Откинувшись на спинку сиденья, Соболь наблюдал, как текут деньги. «СНЕДЬ»(R) постепенно заполняла экологическую нишу, которую прежде занимали старые, непатентованные продукты питания.

После «СНЕДИ»(R) он выпустил «Закуску»(R) — продукт для сыроедения, сделанный из настоящего утильсырья.

«ПАЕК»(R) был последним блестящим изобретением Соболя.

«ПАЕК»(R) представлял собой «СНЕДЬ»(R) с добавлением сахара и жира. Теоретически при употреблении «ПАЙКА»(R) в достаточном количестве человек мог: а) растолстеть и б) умереть от голода.

Этот парадокс приводил Соболя в восторг.

«ПАЕК»(R) уже был испробован на Америке. Пайковая пицца, Пайковая рыба, Суши-Паек, Вегетарианский рисовый Паек. Даже Пайковые бургеры.

Лимузин Соболя припарковался в городе Де-Мойн, штат Айова, на стоянке «Бургер-лорда» — сети фастфудов, полностью принадлежавшей его компании. Именно сюда последние шесть месяцев направлялись Пайковые бургеры. Он хотел посмотреть, каких результатов здесь достигли.

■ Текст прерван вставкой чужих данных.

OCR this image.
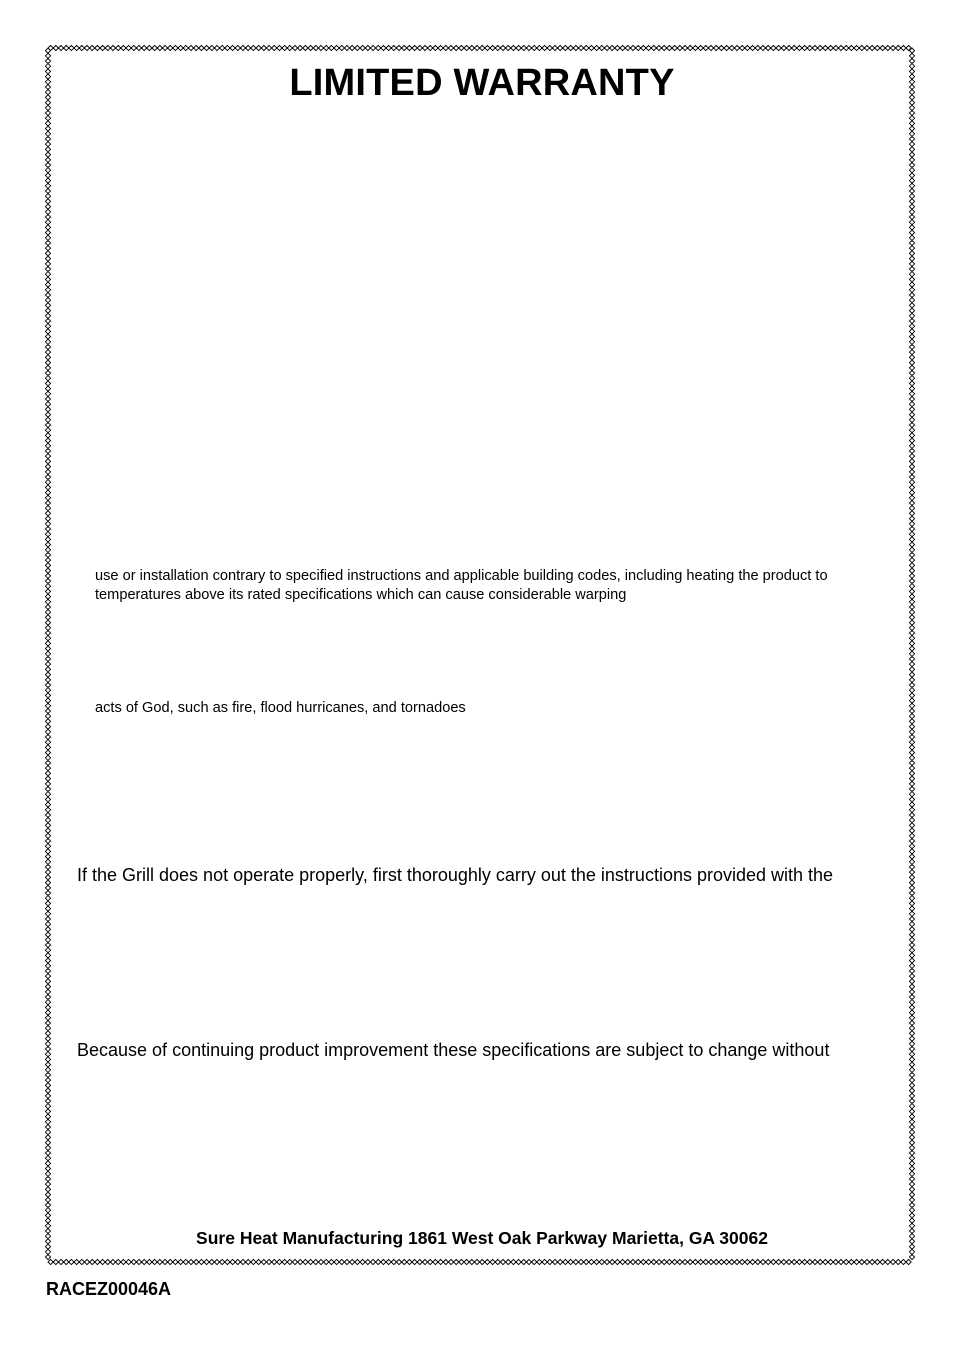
LIMITED WARRANTY
use or installation contrary to specified instructions and applicable building codes, including heating the product to temperatures above its rated specifications which can cause considerable warping
acts of God, such as fire, flood hurricanes, and tornadoes
If the Grill does not operate properly, first thoroughly carry out the instructions provided with the
Because of continuing product improvement these specifications are subject to change without
Sure Heat Manufacturing 1861 West Oak Parkway Marietta, GA 30062
RACEZ00046A
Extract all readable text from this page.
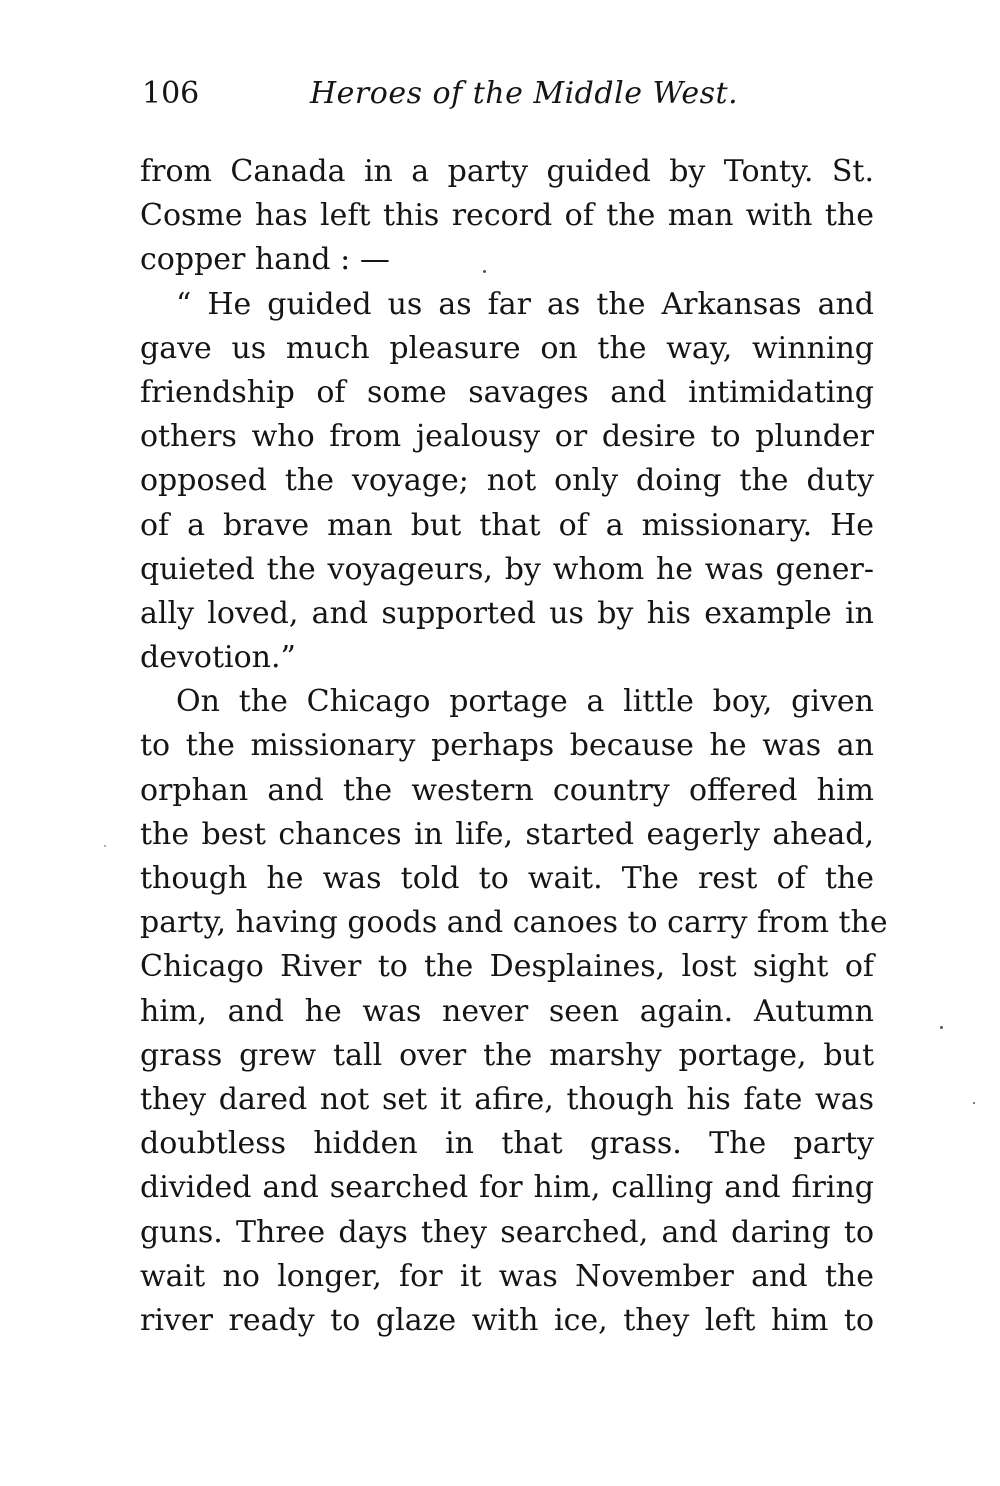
106	Heroes of the Middle West.
from Canada in a party guided by Tonty. St.
Cosme has left this record of the man with the
copper hand : —
“ He guided us as far as the Arkansas and
gave us much pleasure on the way, winning
friendship of some savages and intimidating
others who from jealousy or desire to plunder
opposed the voyage; not only doing the duty
of a brave man but that of a missionary. He
quieted the voyageurs, by whom he was gener-
ally loved, and supported us by his example in
devotion.”
On the Chicago portage a little boy, given
to the missionary perhaps because he was an
orphan and the western country offered him
the best chances in life, started eagerly ahead,
though he was told to wait. The rest of the
party, having goods and canoes to carry from the
Chicago River to the Desplaines, lost sight of
him, and he was never seen again. Autumn
grass grew tall over the marshy portage, but
they dared not set it afire, though his fate was
doubtless hidden in that grass. The party
divided and searched for him, calling and firing
guns. Three days they searched, and daring to
wait no longer, for it was November and the
river ready to glaze with ice, they left him to
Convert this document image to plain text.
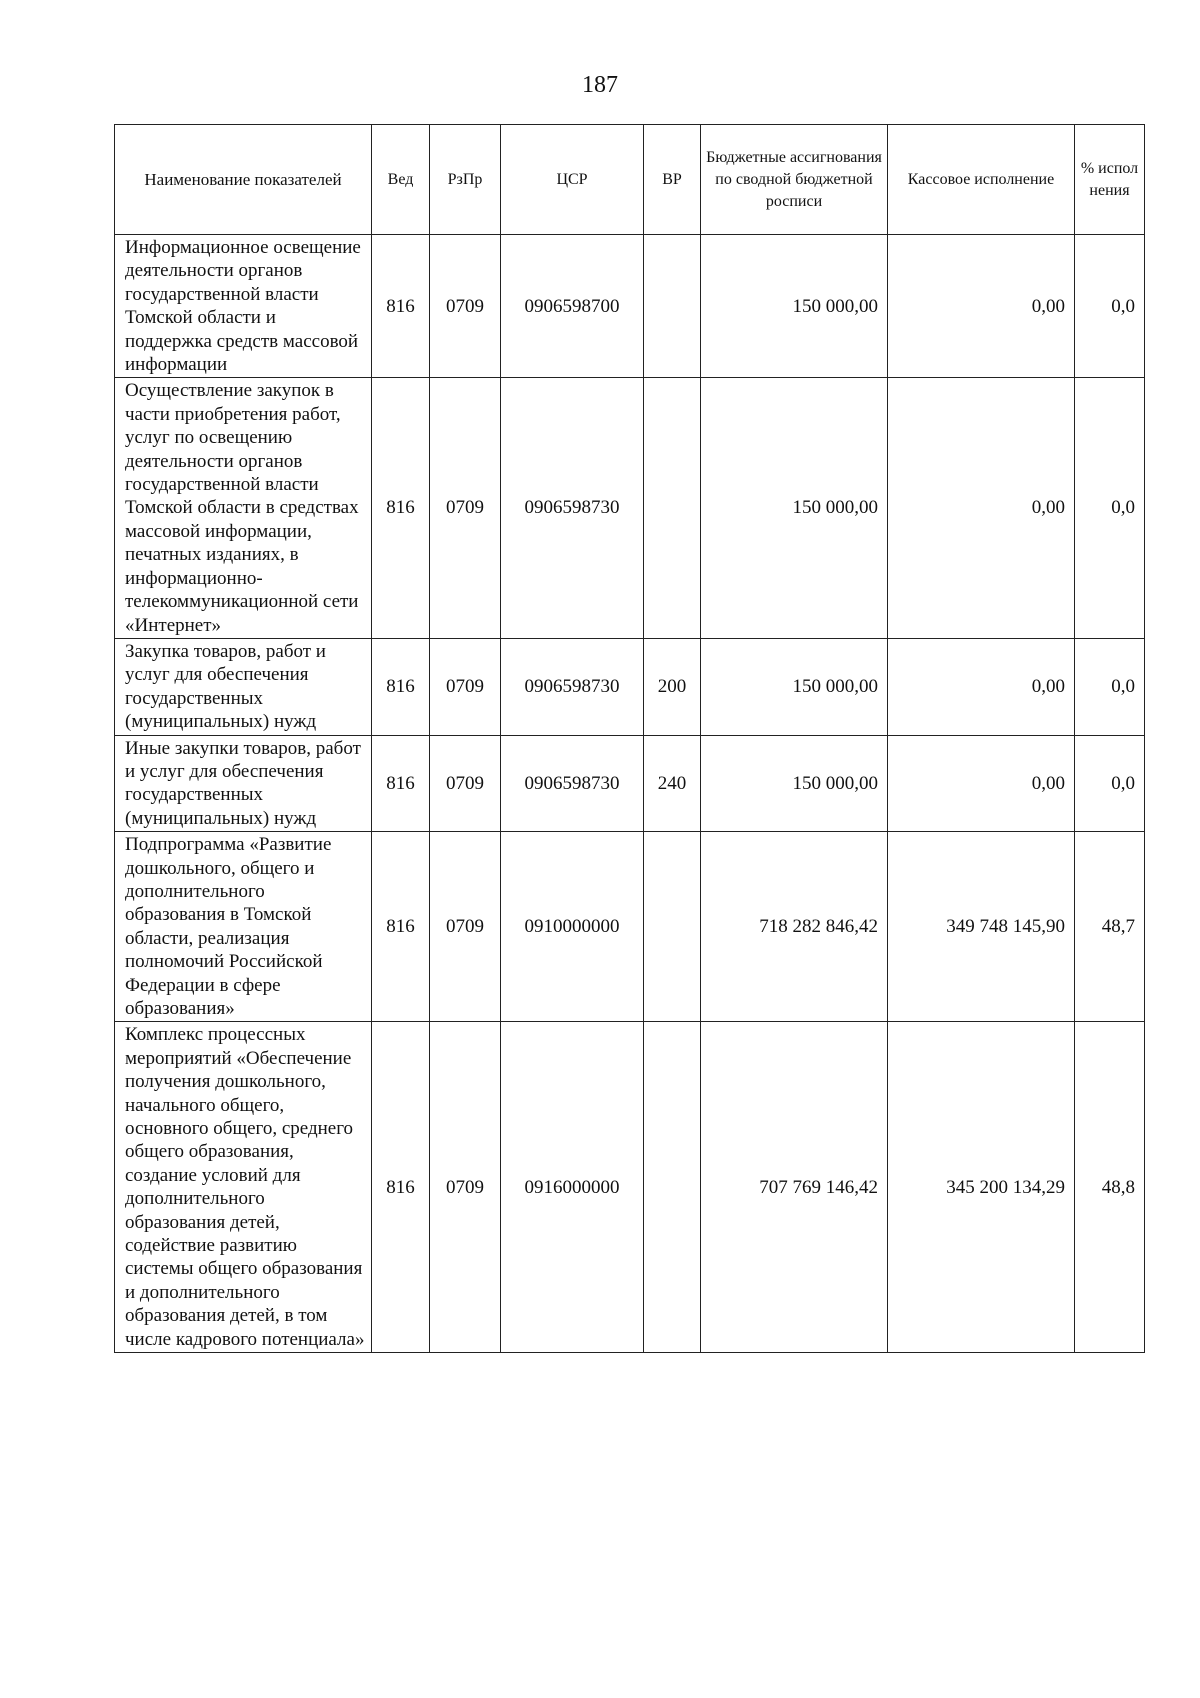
187
Наименование показателей	Вед	РзПр	ЦСР	ВР	Бюджетные ассигнования по сводной бюджетной росписи	Кассовое исполнение	% испол нения
Информационное освещение деятельности органов государственной власти Томской области и поддержка средств массовой информации	816	0709	0906598700		150 000,00	0,00	0,0
Осуществление закупок в части приобретения работ, услуг по освещению деятельности органов государственной власти Томской области в средствах массовой информации, печатных изданиях, в информационно-телекоммуникационной сети «Интернет»	816	0709	0906598730		150 000,00	0,00	0,0
Закупка товаров, работ и услуг для обеспечения государственных (муниципальных) нужд	816	0709	0906598730	200	150 000,00	0,00	0,0
Иные закупки товаров, работ и услуг для обеспечения государственных (муниципальных) нужд	816	0709	0906598730	240	150 000,00	0,00	0,0
Подпрограмма «Развитие дошкольного, общего и дополнительного образования в Томской области, реализация полномочий Российской Федерации в сфере образования»	816	0709	0910000000		718 282 846,42	349 748 145,90	48,7
Комплекс процессных мероприятий «Обеспечение получения дошкольного, начального общего, основного общего, среднего общего образования, создание условий для дополнительного образования детей, содействие развитию системы общего образования и дополнительного образования детей, в том числе кадрового потенциала»	816	0709	0916000000		707 769 146,42	345 200 134,29	48,8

Наклонившись вперед, он постучал по стеклянной перегородке. Шофер нажал кнопку, и стекло опустилось.

— Сэр?

— Я собираюсь взглянуть на нашу работу, Марлон. Мне понадобится минут десять. Затем отправимся обратно в Лос-Анджелес.

— Слушаюсь, сэр.

Смолли неторопливо прошел в «Бургер-лорд». Он был точной копией любого другого американского «Бургер-лорда» в Америке. [Но не похож на «Бургер-лорды» других стран. Немецкие заведения, к примеру, продавали светлое пиво, а не темное. Английские же «Бургер-лорды» старательно уничтожали все достоинства фастфуда (скорость доставки пищи); заказанный продукт приносили через полчаса, остывшим до комнатной температуры, а листики салата нужны были только для того, чтобы вы смогли отличить начинку от булочки. Во Франции следопытов «Бургер-лорда» застрелили через двадцать пять минут после того, как они ступили на тамошнюю землю.] Клоун Мак-Лорди приплясывал в детском уголке. Обслуживающий персонал сиял трафаретными улыбками и лубяными глазами. За прилавком полноватый мужчина средних лет в униформе «Бургер-лорда» энергично шлепал бургеры на сковородку и, вполне довольный своей работой, тихо насвистывал.

Соболь подошел к прилавку.

— Привет-меня-зовут-Мари, — заученно отбарабанила кассирша. — Свободная-касса-заказывайте.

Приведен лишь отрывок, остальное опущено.